OAuth Using Mobile Framework (i.e. Alamofire)

I am going to be developing a native iOS application that will use InfusionSoft. Is there a way to authenticate a user natively? I’m not sure about the redirect_uri either, I want to avoid use a WebView inside my application. I was trying to test OAuth using Postman on my Mac but couldn’t get the Request Permission step to work either.

Using postman you will need to use the client version (not the web version). If you are using oauth for IS on mobile apps, then it is likely that you will need to run a proxy service to manage tokens on a backend. The authentication only has to happen once and then refresh is maintained by you but it does have to initially happen. There is no way to otherwise know what app the user has authorized as many apps can be registered under any given single user’s login.

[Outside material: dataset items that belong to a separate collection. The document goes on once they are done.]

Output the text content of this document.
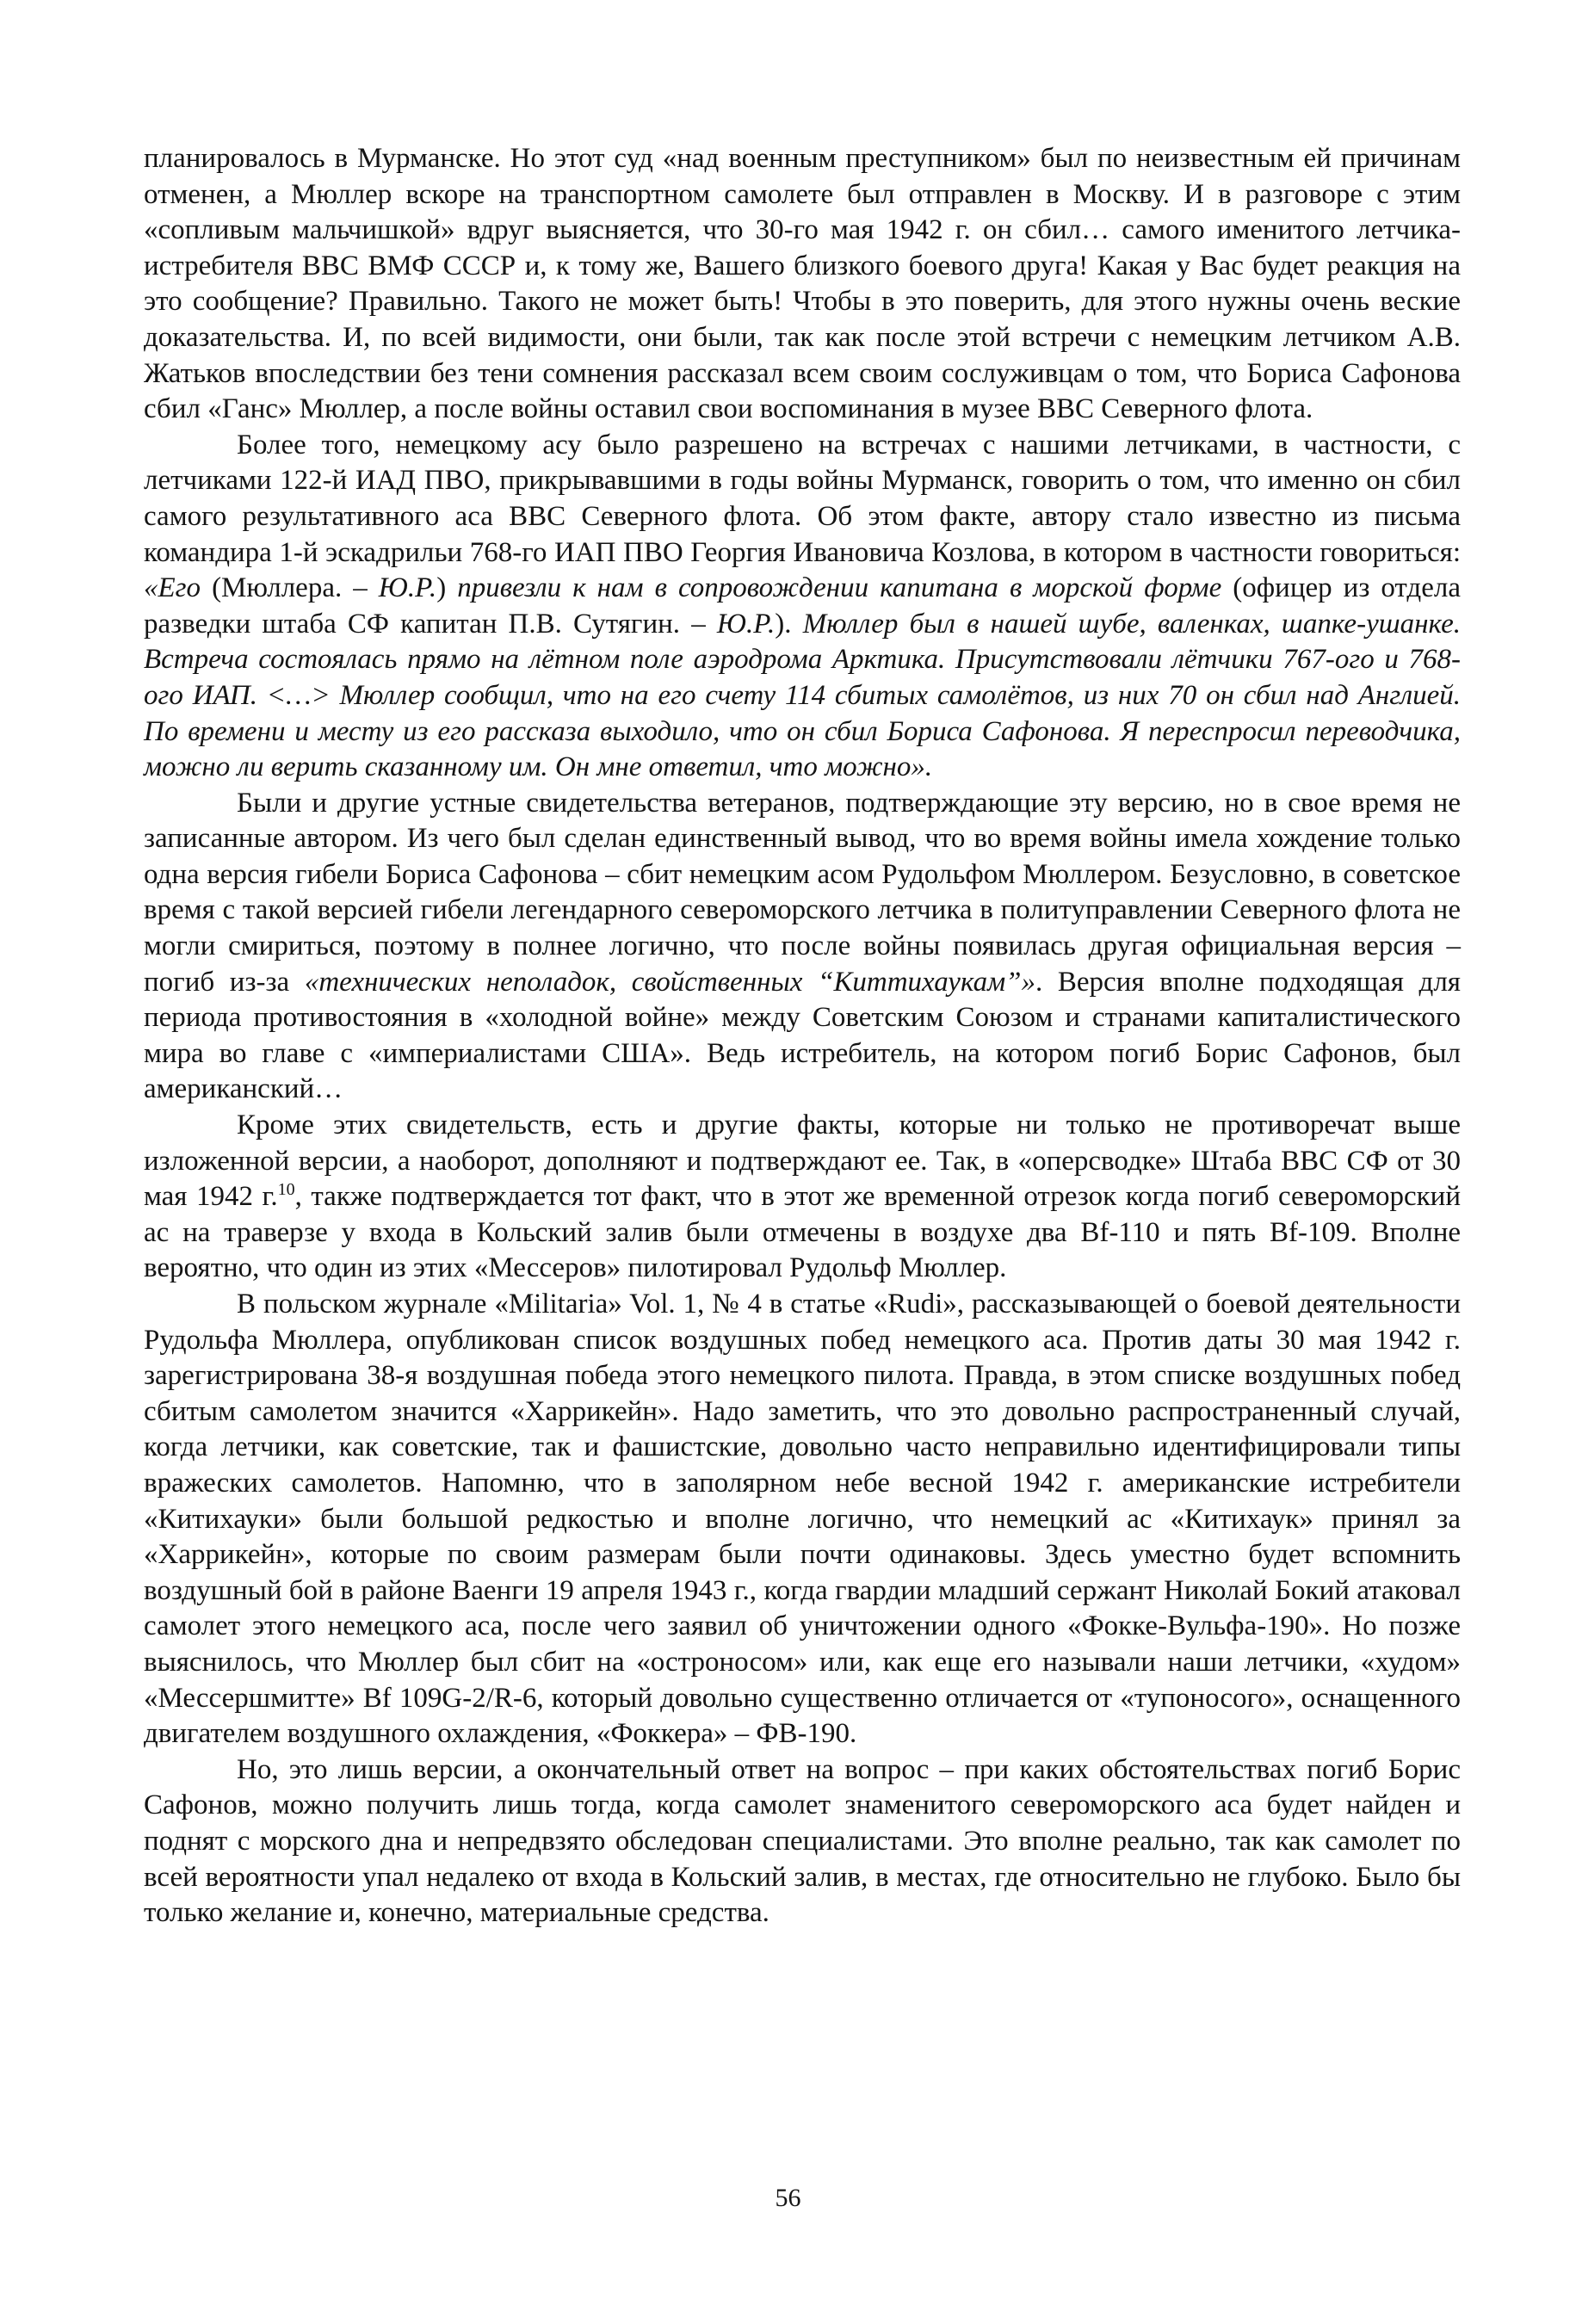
планировалось в Мурманске. Но этот суд «над военным преступником» был по неизвестным ей причинам отменен, а Мюллер вскоре на транспортном самолете был отправлен в Москву. И в разговоре с этим «сопливым мальчишкой» вдруг выясняется, что 30-го мая 1942 г. он сбил… самого именитого летчика-истребителя ВВС ВМФ СССР и, к тому же, Вашего близкого боевого друга! Какая у Вас будет реакция на это сообщение? Правильно. Такого не может быть! Чтобы в это поверить, для этого нужны очень веские доказательства. И, по всей видимости, они были, так как после этой встречи с немецким летчиком А.В. Жатьков впоследствии без тени сомнения рассказал всем своим сослуживцам о том, что Бориса Сафонова сбил «Ганс» Мюллер, а после войны оставил свои воспоминания в музее ВВС Северного флота.

Более того, немецкому асу было разрешено на встречах с нашими летчиками, в частности, с летчиками 122-й ИАД ПВО, прикрывавшими в годы войны Мурманск, говорить о том, что именно он сбил самого результативного аса ВВС Северного флота. Об этом факте, автору стало известно из письма командира 1-й эскадрильи 768-го ИАП ПВО Георгия Ивановича Козлова, в котором в частности говориться: «Его (Мюллера. – Ю.Р.) привезли к нам в сопровождении капитана в морской форме (офицер из отдела разведки штаба СФ капитан П.В. Сутягин. – Ю.Р.). Мюллер был в нашей шубе, валенках, шапке-ушанке. Встреча состоялась прямо на лётном поле аэродрома Арктика. Присутствовали лётчики 767-ого и 768-ого ИАП. <…> Мюллер сообщил, что на его счету 114 сбитых самолётов, из них 70 он сбил над Англией. По времени и месту из его рассказа выходило, что он сбил Бориса Сафонова. Я переспросил переводчика, можно ли верить сказанному им. Он мне ответил, что можно».

Были и другие устные свидетельства ветеранов, подтверждающие эту версию, но в свое время не записанные автором. Из чего был сделан единственный вывод, что во время войны имела хождение только одна версия гибели Бориса Сафонова – сбит немецким асом Рудольфом Мюллером. Безусловно, в советское время с такой версией гибели легендарного североморского летчика в политуправлении Северного флота не могли смириться, поэтому в полнее логично, что после войны появилась другая официальная версия – погиб из-за «технических неполадок, свойственных “Киттихаукам”». Версия вполне подходящая для периода противостояния в «холодной войне» между Советским Союзом и странами капиталистического мира во главе с «империалистами США». Ведь истребитель, на котором погиб Борис Сафонов, был американский…

Кроме этих свидетельств, есть и другие факты, которые ни только не противоречат выше изложенной версии, а наоборот, дополняют и подтверждают ее. Так, в «оперсводке» Штаба ВВС СФ от 30 мая 1942 г.$^{10}$, также подтверждается тот факт, что в этот же временной отрезок когда погиб североморский ас на траверзе у входа в Кольский залив были отмечены в воздухе два Bf-110 и пять Bf-109. Вполне вероятно, что один из этих «Мессеров» пилотировал Рудольф Мюллер.

В польском журнале «Militaria» Vol. 1, № 4 в статье «Rudi», рассказывающей о боевой деятельности Рудольфа Мюллера, опубликован список воздушных побед немецкого аса. Против даты 30 мая 1942 г. зарегистрирована 38-я воздушная победа этого немецкого пилота. Правда, в этом списке воздушных побед сбитым самолетом значится «Харрикейн». Надо заметить, что это довольно распространенный случай, когда летчики, как советские, так и фашистские, довольно часто неправильно идентифицировали типы вражеских самолетов. Напомню, что в заполярном небе весной 1942 г. американские истребители «Китихауки» были большой редкостью и вполне логично, что немецкий ас «Китихаук» принял за «Харрикейн», которые по своим размерам были почти одинаковы. Здесь уместно будет вспомнить воздушный бой в районе Ваенги 19 апреля 1943 г., когда гвардии младший сержант Николай Бокий атаковал самолет этого немецкого аса, после чего заявил об уничтожении одного «Фокке-Вульфа-190». Но позже выяснилось, что Мюллер был сбит на «остроносом» или, как еще его называли наши летчики, «худом» «Мессершмитте» Bf 109G-2/R-6, который довольно существенно отличается от «тупоносого», оснащенного двигателем воздушного охлаждения, «Фоккера» – ФВ-190.

Но, это лишь версии, а окончательный ответ на вопрос – при каких обстоятельствах погиб Борис Сафонов, можно получить лишь тогда, когда самолет знаменитого североморского аса будет найден и поднят с морского дна и непредвзято обследован специалистами. Это вполне реально, так как самолет по всей вероятности упал недалеко от входа в Кольский залив, в местах, где относительно не глубоко. Было бы только желание и, конечно, материальные средства.

56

I am attempting to use SFSafariViewController with a custom callback URL scheme. I got a “Server Error” response though after I authorize the app.

Not sure what location you’re using for call back but it has to be something that has code to respond otherwise it will not succeed. I’ve had other reasons for server errors that involved the code failing due to php version differences and the like as well.

In iOS you can launch an SFSafariViewController which is an embedded Safari browser window, you can then create a custom URL scheme so that your redirect_uri is essentially your app, that response is then captured when it returns to the app from the browser. This works for many other OAuth platforms, InfusionSoft is not very mobile friendly.

It’s really two separate subjects. What you’re capturing with the mobile app is the authorization token but you have not yet gotten the access and refresh tokens (which is what the auth token allows you to do) and that is the responding code I’m referring to. IS has to use OAuth this way to enable application based authentication since a single login credential may have many apps on it so the process is used as it is to facilitate that. If you want to manage oauth that way, then your instance must be able to request the access token after receiving the auth token and then to keep it live it will have to use the refresh token to get a new access/refresh token set every 24 hours.

I can’t get it to return me the authorization token, that is the step where I’m getting the Server Error returned. Does the authorization token expire? When the refresh token is expired do I then have to have the user log back in and re-authorize the app? I’m trying to create an experience that the user doesn’t have to do that without having a separate server piece to manage refreshing the token. Requesting the access and refresh token once I get the auth token is the easy step once I can figure out why I am getting a Server Error returned to me when requesting the authorization token.

Yes, auth token expires after 24 hours and refresh token expires after 90 days. You would need a proxy service setup to maintain that one way or another if you don’t want the app user to have to re-authorize every 24 hours. So the call back url is so IS can send the authorization token to a script that then uses that to get the access and refresh tokens. Then the tokens are refreshed every 24 hours and the new ones stored…and so on and so forth.

I have gotten everything working in Swift on iOS, I may make my work for this into an open source project at some point.

1 Like

@Jason_Ash Hmm… in order to do a good job helping you, I think we’ll need to know what URLs you’re hitting, in what order, and what their payloads are.

I have it working, I was able to solve my issue. Thanks.